In total, Bloomberg’s new analysis sees $11.5 trillion being invested globally in new power generation capacity from 2018 to 2050, with the majority going towards renewables. About $8.4 trillion will be spent on wind and solar, and another $1.5 trillion on other zero-carbon technologies such as hydro and nuclear.

“The arrival of cheap battery storage will mean that it becomes increasingly possible to finesse the delivery of electricity from wind and solar, so that these technologies can help meet demand even when the wind isn’t blowing and the sun isn’t shining,” BNEF’s Seb Henbest said in the report. “The result will be renewables eating up more and more of the existing market for coal, gas and nuclear.”

According to the report, since 2010, the price of lithium-ion batteries has declined 79%. Now, stand-alone batteries are increasingly cost-competitive with open-cycle gas plants and other options such as pumped hydro. “The conclusions are chilling for the fossil fuel sector,” Elena Giannakopoulou, head of energy economics at BNEF, said in the report.

In the United States, Bloomberg expects batteries to grow in significance from around 2030, to support renewables penetration. Utilities will continue to replace older coal and nuclear with cheaper gas and renewables, though Bloomberg adds the qualifier, “assuming there is no lasting federal policy intervention” to keep them operating.

The Trump Administration has been working to develop policies to support nuclear and coal plants, going so far as to propose unprecedented market intrusions. For coal plants, however, many in the power industry think there is little that can be done to stop the fuel’s downward trend in the U.S.

“Coal and nuclear are pushed out by age and economics, such that by 2050 both nuclear and coal have almost disappeared from the electricity mix,” the report predicts for the United States. “We do not anticipate a U.S. nuclear renaissance with current technology.”
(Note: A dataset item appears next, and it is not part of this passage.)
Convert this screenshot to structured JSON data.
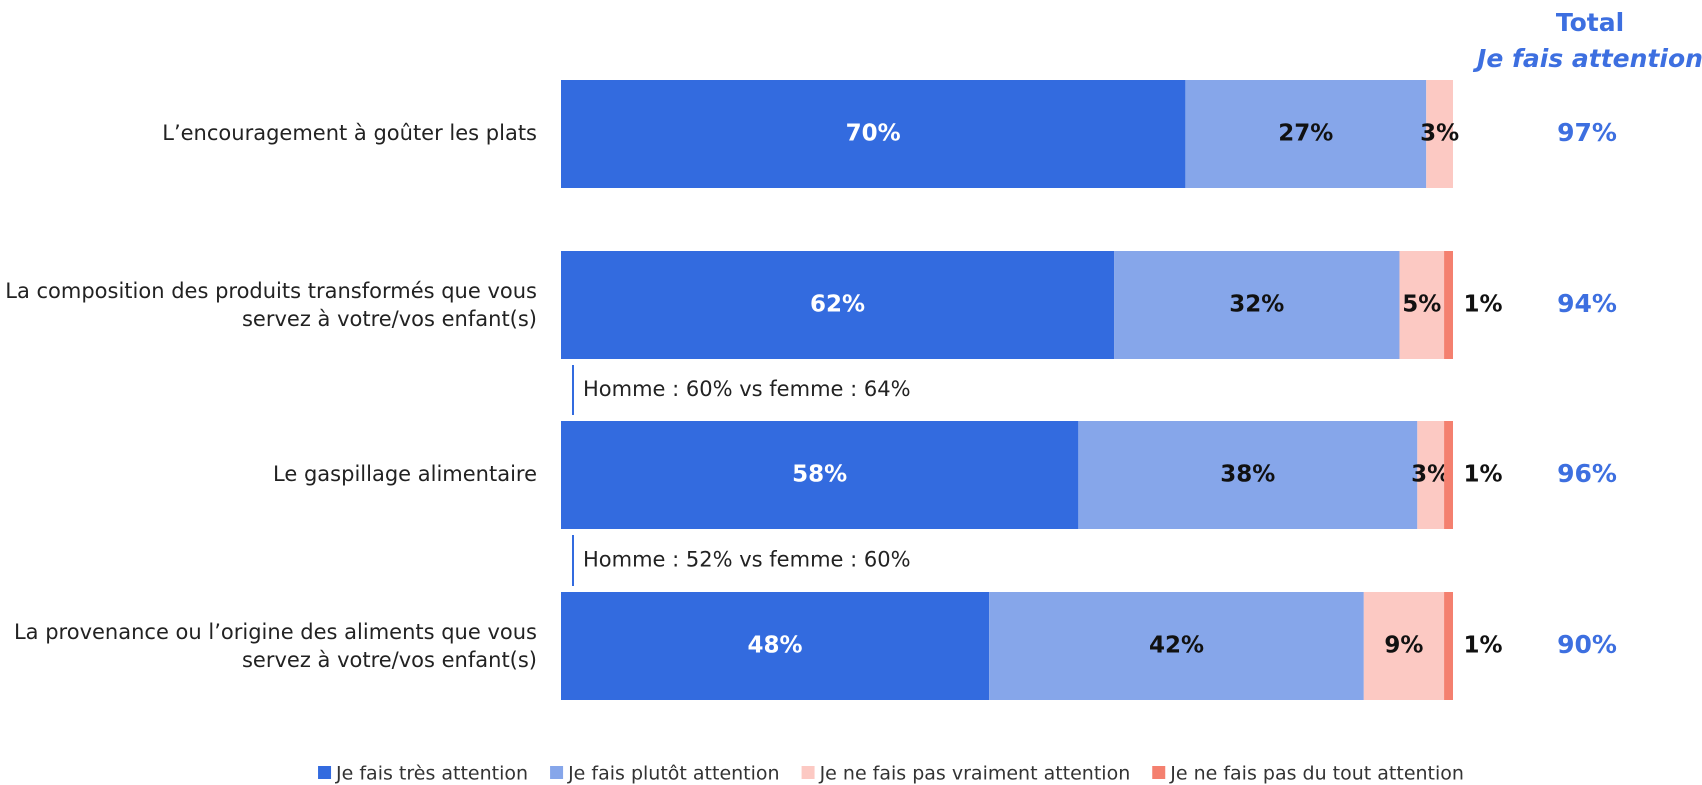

The struggle of emissions-free nuclear plants has created a dilemma for U.S. policy makers who want to keep the plants online but are seeing them struggle economically and retire. Many in the nuclear industry are looking to smaller, modular reactors as a way to revive the struggling technology.

The smaller nuclear plants could start at prices as low as $1 billion to $1.5 billion to construct, according to some experts. While many believe SMRs could propel new growth in the nuclear industry, there may be less hope for fossil fuels according to Bloomberg.

“The economic case for building new coal and gas capacity is crumbling, as batteries start to encroach on the flexibility and peaking revenues enjoyed by fossil fuel plants,” the report finds.